Brenno de Winter is a distinguished cybersecurity expert, ethical hacker, and thought leader known for his relentless commitment to transparency, accountability, and ethical technology. After years in IT, De Winter transitioned to journalism, where he combined his technical expertise with investigative reporting. His work exposed serious security flaws in government systems, corporate networks, and public infrastructure, driving meaningful change. His reporting was characterized by a clear, accessible style that made complex cybersecurity issues understandable to a broad audience. This approach earned him the title of "Journalist of the Year" in the Netherlands in 2011.
He is the cat-father of OpenKAT, an open-source cybersecurity monitoring solution, and led the initiative of MIAUW (Methodiek voor Informatiebeveiligingsonderzoek met Auditwaarde), a structured methodology for penetration testing that has been adopted by organizations seeking to ensure audit-quality security assessments. While MIAUW was his initiative, its development has been a collaborative effort, benefiting from the contributions of other experts in the field.
De Winter is also a respected voice on privacy rights, digital resilience, and regulatory compliance. He regularly speaks on topics such as NIS2, ISO 27001, the GDPR, and the Cyber Resilience Act, offering practical guidance on navigating the complex world of digital regulation. His focus on bridging the gap between technical security measures and organizational governance has made him a sought-after advisor.

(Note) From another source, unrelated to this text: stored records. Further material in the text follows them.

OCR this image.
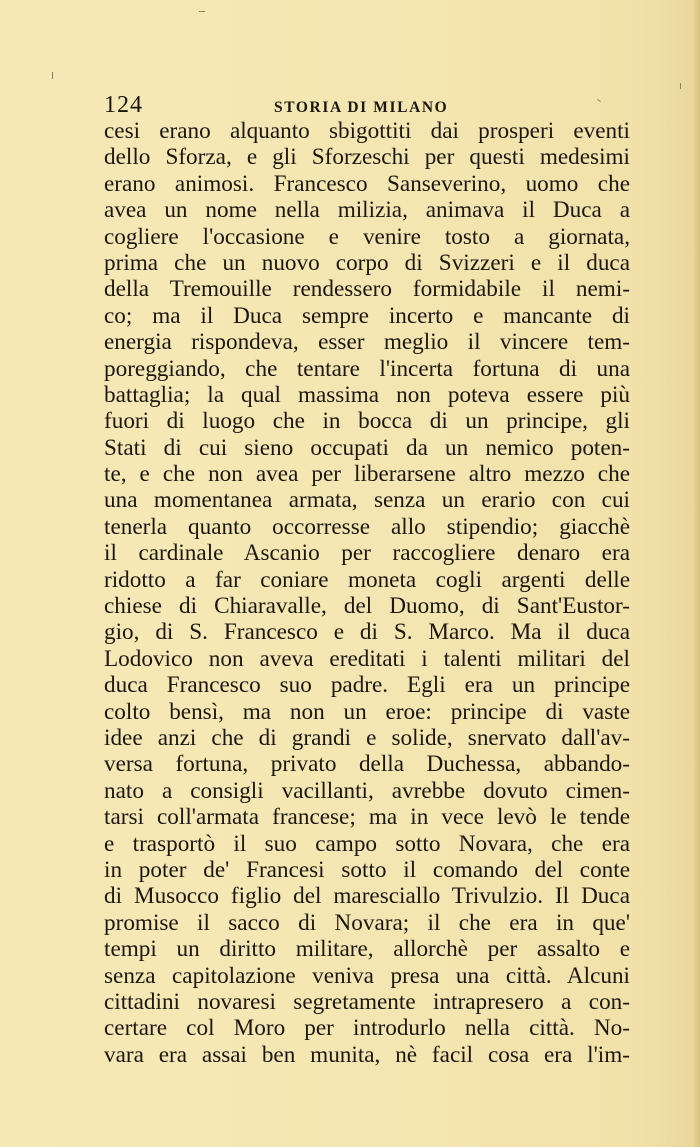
124	STORIA DI MILANO
cesi erano alquanto sbigottiti dai prosperi eventi
dello Sforza, e gli Sforzeschi per questi medesimi
erano animosi. Francesco Sanseverino, uomo che
avea un nome nella milizia, animava il Duca a
cogliere l'occasione e venire tosto a giornata,
prima che un nuovo corpo di Svizzeri e il duca
della Tremouille rendessero formidabile il nemi-
co; ma il Duca sempre incerto e mancante di
energia rispondeva, esser meglio il vincere tem-
poreggiando, che tentare l'incerta fortuna di una
battaglia; la qual massima non poteva essere più
fuori di luogo che in bocca di un principe, gli
Stati di cui sieno occupati da un nemico poten-
te, e che non avea per liberarsene altro mezzo che
una momentanea armata, senza un erario con cui
tenerla quanto occorresse allo stipendio; giacchè
il cardinale Ascanio per raccogliere denaro era
ridotto a far coniare moneta cogli argenti delle
chiese di Chiaravalle, del Duomo, di Sant'Eustor-
gio, di S. Francesco e di S. Marco. Ma il duca
Lodovico non aveva ereditati i talenti militari del
duca Francesco suo padre. Egli era un principe
colto bensì, ma non un eroe: principe di vaste
idee anzi che di grandi e solide, snervato dall'av-
versa fortuna, privato della Duchessa, abbando-
nato a consigli vacillanti, avrebbe dovuto cimen-
tarsi coll'armata francese; ma in vece levò le tende
e trasportò il suo campo sotto Novara, che era
in poter de' Francesi sotto il comando del conte
di Musocco figlio del maresciallo Trivulzio. Il Duca
promise il sacco di Novara; il che era in que'
tempi un diritto militare, allorchè per assalto e
senza capitolazione veniva presa una città. Alcuni
cittadini novaresi segretamente intrapresero a con-
certare col Moro per introdurlo nella città. No-
vara era assai ben munita, nè facil cosa era l'im-
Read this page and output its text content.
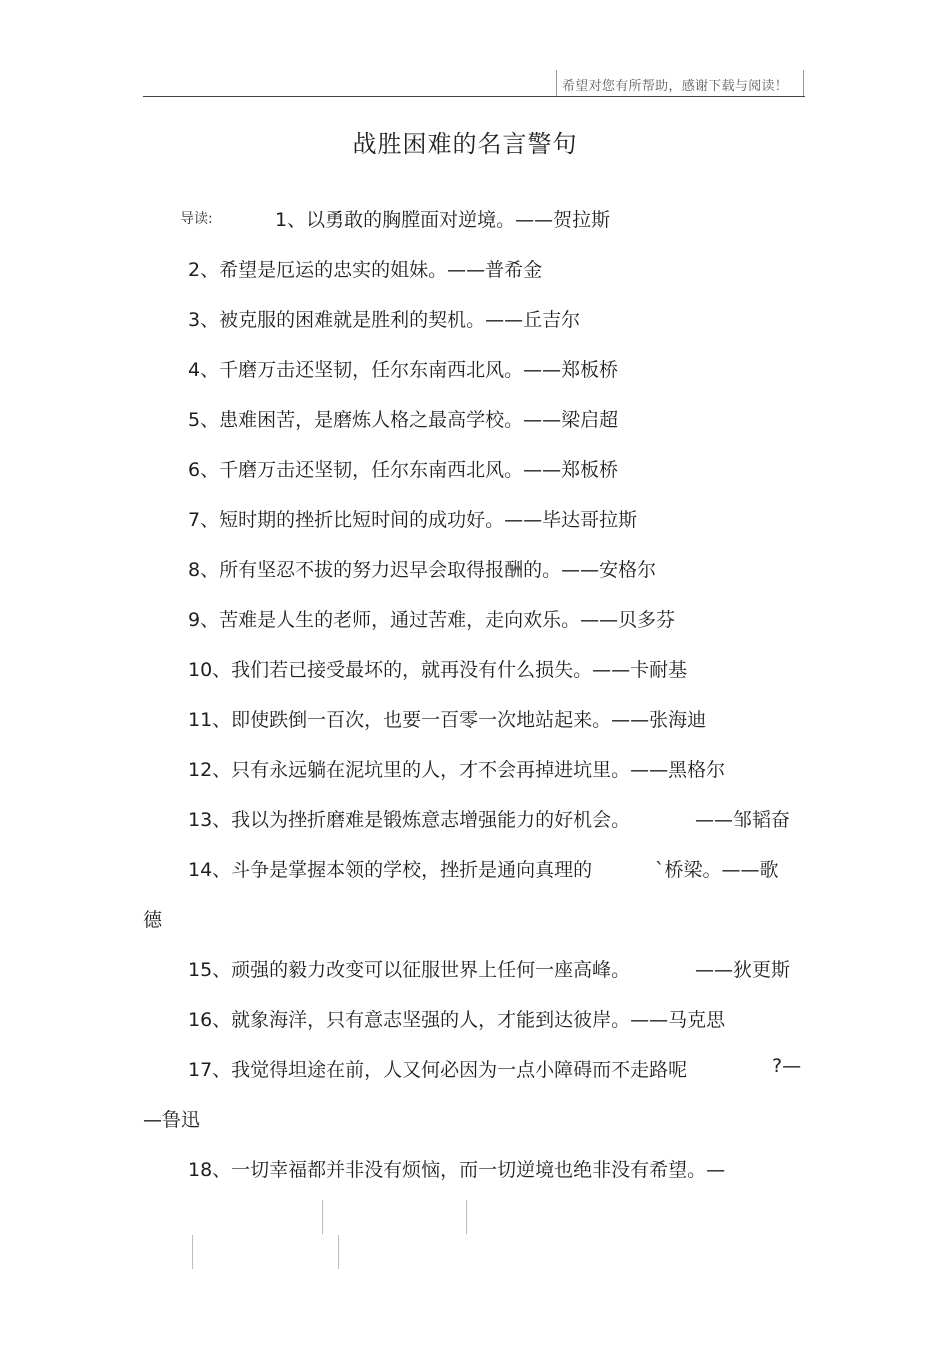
希望对您有所帮助，感谢下载与阅读！
战胜困难的名言警句
导读:	1、以勇敢的胸膛面对逆境。——贺拉斯
2、希望是厄运的忠实的姐妹。——普希金
3、被克服的困难就是胜利的契机。——丘吉尔
4、千磨万击还坚韧，任尔东南西北风。——郑板桥
5、患难困苦，是磨炼人格之最高学校。——梁启超
6、千磨万击还坚韧，任尔东南西北风。——郑板桥
7、短时期的挫折比短时间的成功好。——毕达哥拉斯
8、所有坚忍不拔的努力迟早会取得报酬的。——安格尔
9、苦难是人生的老师，通过苦难，走向欢乐。——贝多芬
10、我们若已接受最坏的，就再没有什么损失。——卡耐基
11、即使跌倒一百次，也要一百零一次地站起来。——张海迪
12、只有永远躺在泥坑里的人，才不会再掉进坑里。——黑格尔
13、我以为挫折磨难是锻炼意志增强能力的好机会。	——邹韬奋
14、斗争是掌握本领的学校，挫折是通向真理的	`桥梁。——歌
德
15、顽强的毅力改变可以征服世界上任何一座高峰。	——狄更斯
16、就象海洋，只有意志坚强的人，才能到达彼岸。——马克思
17、我觉得坦途在前，人又何必因为一点小障碍而不走路呢	?—
—鲁迅
18、一切幸福都并非没有烦恼，而一切逆境也绝非没有希望。—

Beyond his consultancy work, De Winter remains an active advocate for cybersecurity awareness. He has launched the "Katcast" podcast, where he discusses cybersecurity, privacy, and digital rights, making these critical topics accessible to a broader audience. His passion for teaching and his dedication to ethical technology continue to drive his work, making him a respected figure in the cybersecurity community.